Unbounded knapsack/coin change with optimal solution for non-standard coins

Question

I have the following problem:

Given a target size N and some denominations of some randomly generated coins stored in array denominations[] check using dynamic programming if there is an optimal solution which will fill the entire target with the least amount of coins used.

This is a typical example of coin change problem, however unlike real life currency where each denomination is carefully picked so that any target can be matched this is not the case.

I am familiar with the algorithm used in coin change problem and how to construct a dynamic programming array to find the solution but how do I check if there is a solution in the first place?

Answer 1

Let the state be denoted by DP[i][sum] :the minimum number of coins used to form sum using starting i coins of the array denominations . Then the recurrence can be formulated as:

DP[i][sum]= min(DP[i-1][sum],DP[i][sum-denominations[i]]+1)

Why?? The first DP[i-1][sum] denotes the number of coins needed to form sum using i-1 coins only (the case in which we exclude the i th denomination), The other case when we include the i th coin (Note : I have assumed we can include tthe coin multiple times that is why I wrote DP[i][sum-denominations[i]].
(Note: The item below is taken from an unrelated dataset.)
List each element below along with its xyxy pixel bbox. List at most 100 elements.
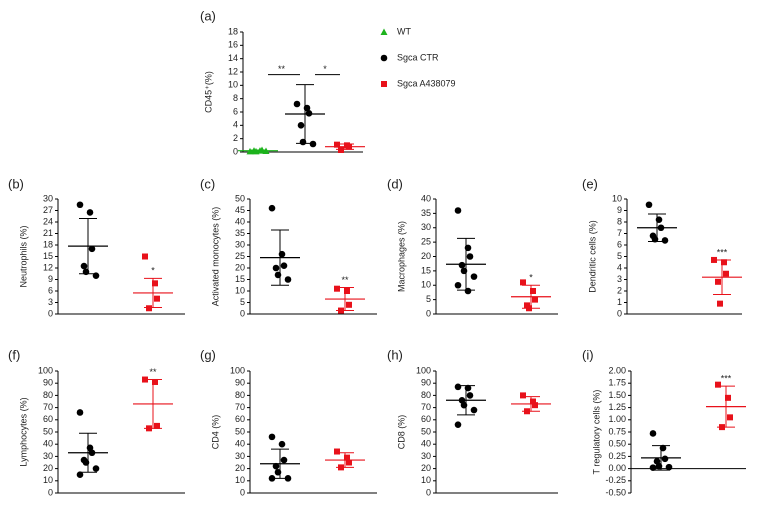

Now, The base cases, DP[i][0]=0 i.e. the NULL set(for all i belonging from 0 to n(the number of denominations)! and DP[0][i]=+INFINITY where 1<=i<=sum .

Now when the DP table is filled up, You can easily check whether DP[n(the size)][sum] is not equal to +INFINITY then there exists a solution else wise not..

If you know how to construct a solution (as you said) , You can construct the solution for this solution too..

P.S. : For allowing only single time inclusion of a coin denomination the recurrence changes to

DP[i][sum]= min(DP[i-1][sum],DP[i-1][sum-denominations[i]]+1)

by the same logic! I think base cases will be same!